Negative Binomial and DESeq2
I wondered if the fact that t-tests were well behaved was connected to the additive nature of the varances involved. To simulate an RNAseq experiement, I took advantage of the structure of the standard model of RNA-seq: The biological variance in abundance of a transcript in a cell is modelled by the gamma distribution, and then the sequencing process is modelled by a poisson, the convolution of these two processes resulting in a negative binominal.
I modelled the abundance in indevidual samples as draws from a gamma distribution with shape parameter 5 (taken from the edgeR vignette). I simulated pooling by averaging several such draws. I then simulated sequencing with a poisson draw on the mean of the gamma draws. I each gene had a grand mean expression that was drawn from a log-normal distribution.
I simulated 10,000 genes with a Log2FoldChange of 0, and 5,000 genes each with LFCs of -1, -0.5, -0.1, 0.1, 0.5 and 1, both from 9 samples pooled 3 samples per pool into 3 pools, and from 3 unpooled samples per condition, and then ran a standard DESeq2 analysis.
Unpooled:
| lfc | pvalue < 0.05 | padj<0.05
| 0 | 0.0661 | 0.0057
| 0.1 | 0.0696 | 0.0067
| 0.5 | 0.1740 | 0.0289
| 1 | 0.4846 | 0.1554
And for the pooled:
| lfc | pvalue < 0.05 | padj<0.05
| 0 | 0.0563 | 0.0164
| 0.1 | 0.0752 | 0.0255
| 0.5 | 0.3802 | 0.2109
| 1 | 0.9017 | 0.7872
While the test is anti-conservative in both cases: the fraction of genes with unadjusted p-value < 0.05 when the LFC is 0, this is the case for both pooled and unpooled, and probably points to some problem with my simulations (perhaps @MileLove can advise).

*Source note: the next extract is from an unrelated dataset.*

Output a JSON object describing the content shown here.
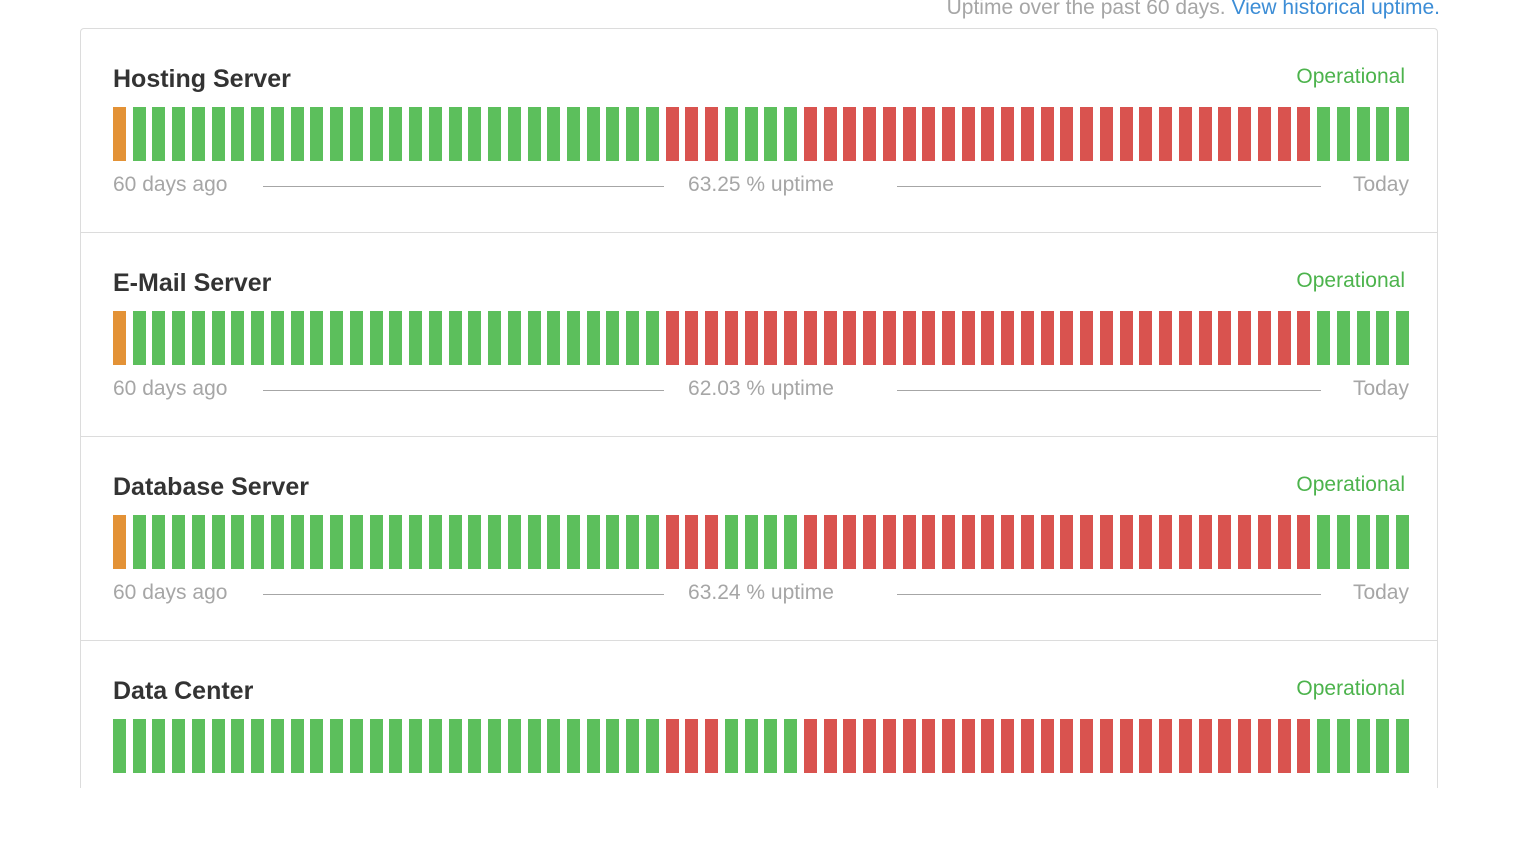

It is worth noting that while the proportion of genes with pvalue < 0.05 is similar, the proprotion of genes with padj<0.05 when LFC is 0 is somewhat higher in the pooled than in the unpooled. However, the fraction of genes discovered with LFC is not 0 is much higher for the pooled samples, suggesting that the pooled approach is more powerful, if with a slightly higher false positive rate.
Final thoughts
Its been pointed out that some empirical research exists on this question (thanks @h.mon), but that it is not consistant in its conclusions:
https://bmcgenomics.biomedcentral.com/articles/10.1186/s12864-020-6721-y
https://bmcgenomics.biomedcentral.com/articles/10.1186/s12864-015-1767-y
It tends to compare pooling to sequencing all the samples seperately, which is not the suggestion here. At least one of these papers assumes that the results from the unpooled anaysis is the ground truth, but this might not be true if the RNA was sufficiently poor quality that the sequencing results from single samples is not good.
Pooling does mean that it is not possible to control for factors other than codition in the analysis. It would therefore, be important to design the pools with care. For example, either all the animals in a pool should be from the same litter, or there should be one animal from each litter in each pool. Ditto for sex, etc.
My intuition is telling me that pooling your 10 (9) samples per group into 3 groups of 3 will provide better results for RNA-seq and RRBS. Generally speaking those pooled samples will be akin to each sample being a mean instead of singular value. This is generally good because assuming good sampling that mean value will tend to be closer to the true population mean than any individual point. I'm curious to see what others say.